In light of continuing international discussions regarding low-level presence (LLP), APHIS formally stated its approach. APHIS said that developers of GE crops must comply with all APHIS regulations and permit conditions to prevent the release of regulated GE material. However, when LLP incidents occur, the agency’s policy is to respond with actions appropriate to the level of risk, determined by a scientific assessment and warranted by the facts in each case.

APHIS will initiate an inquiry whenever regulated material is mixed with commercial seeds or grain to evaluate any risk, to determine the circumstances surrounding the release and to determine whether remedial and/or enforcement actions may be appropriate. If APHIS determines that an incident involving regulated GE plant material could pose a risk to plant health or the environment, APHIS will take appropriate remedial steps using its authority under the Plant Protection Act. In cases in which APHIS determines that remedial action is not necessary to mitigate LLP of regulated GE plant material to protect plant health and the environment, APHIS is not precluded from taking enforcement action against a company or individual for violations of APHIS regulations.

A 2002 U.S. Office of Science and Technology Policy Federal Register notice outlined proposed actions to be taken by the three agencies that provide regulatory oversight of the development of GE organisms — APHIS, the Food and Drug Administration (FDA) and the Environmental Protection Agency (EPA) — aimed at strengthening the controls to prevent low levels of regulated materials from GE plants from occurring in commercial seeds and grain until appropriate safety standards have been met.

In 2006, FDA published a Federal Register notice and guidance document for early food safety assessments and EPA published a Federal Register notice clarifying its guidance for field testing of plant-incorporated protectants (pesticides intended to be produced and used in a living plant). This clarification is consistent with those documents.

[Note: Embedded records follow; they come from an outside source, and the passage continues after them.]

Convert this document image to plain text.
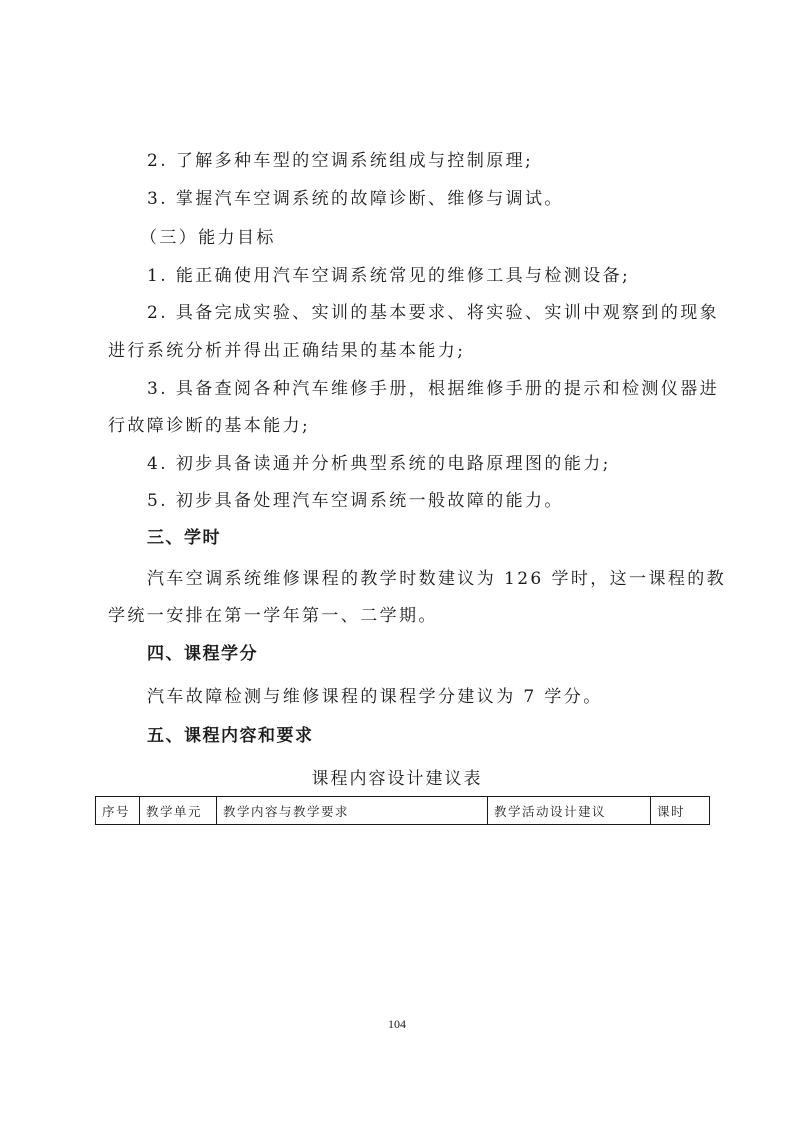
2. 了解多种车型的空调系统组成与控制原理;
3. 掌握汽车空调系统的故障诊断、维修与调试。
（三）能力目标
1. 能正确使用汽车空调系统常见的维修工具与检测设备;
2. 具备完成实验、实训的基本要求、将实验、实训中观察到的现象
进行系统分析并得出正确结果的基本能力;
3. 具备查阅各种汽车维修手册，根据维修手册的提示和检测仪器进
行故障诊断的基本能力;
4. 初步具备读通并分析典型系统的电路原理图的能力;
5. 初步具备处理汽车空调系统一般故障的能力。
三、学时
汽车空调系统维修课程的教学时数建议为 126 学时，这一课程的教
学统一安排在第一学年第一、二学期。
四、课程学分
汽车故障检测与维修课程的课程学分建议为 7 学分。
五、课程内容和要求
课程内容设计建议表
序号	教学单元	教学内容与教学要求	教学活动设计建议	课时
104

Soy Complex Up Ahead Of USDA Report

The soy complex was up on March 29 (a day ahead of last week’s USDA reports) with soybean oil futures hitting new contract highs amid strength in the petroleum markets. The recent gains that soybeans have made on corn now appear to be justified given the big switch from soybeans to corn that USDA has reported. Soybeans probably can further gain on corn as support for corn prices will be undermined by larger-than-expected acreage and March 1 stocks. The oil product share may come under pressure as soybean and soybean meal prices catch up with recent gains in soybean oil prices. May bean futures closed up $2.76 finishing at $285.95; July was $2,48 higher, closing at $291.47; and August gained $2.20 ending at $293.58. May meal was up $0.33 closing at $240.96; July was $0.11 higher, finishing at $246.25; and August increased $0.77 to finish at $249.67. May oil closed $12.35 higher to finish at $726.86; July was up $11.68, closing at $736.56; and August gained $11.46, ending at $740.75.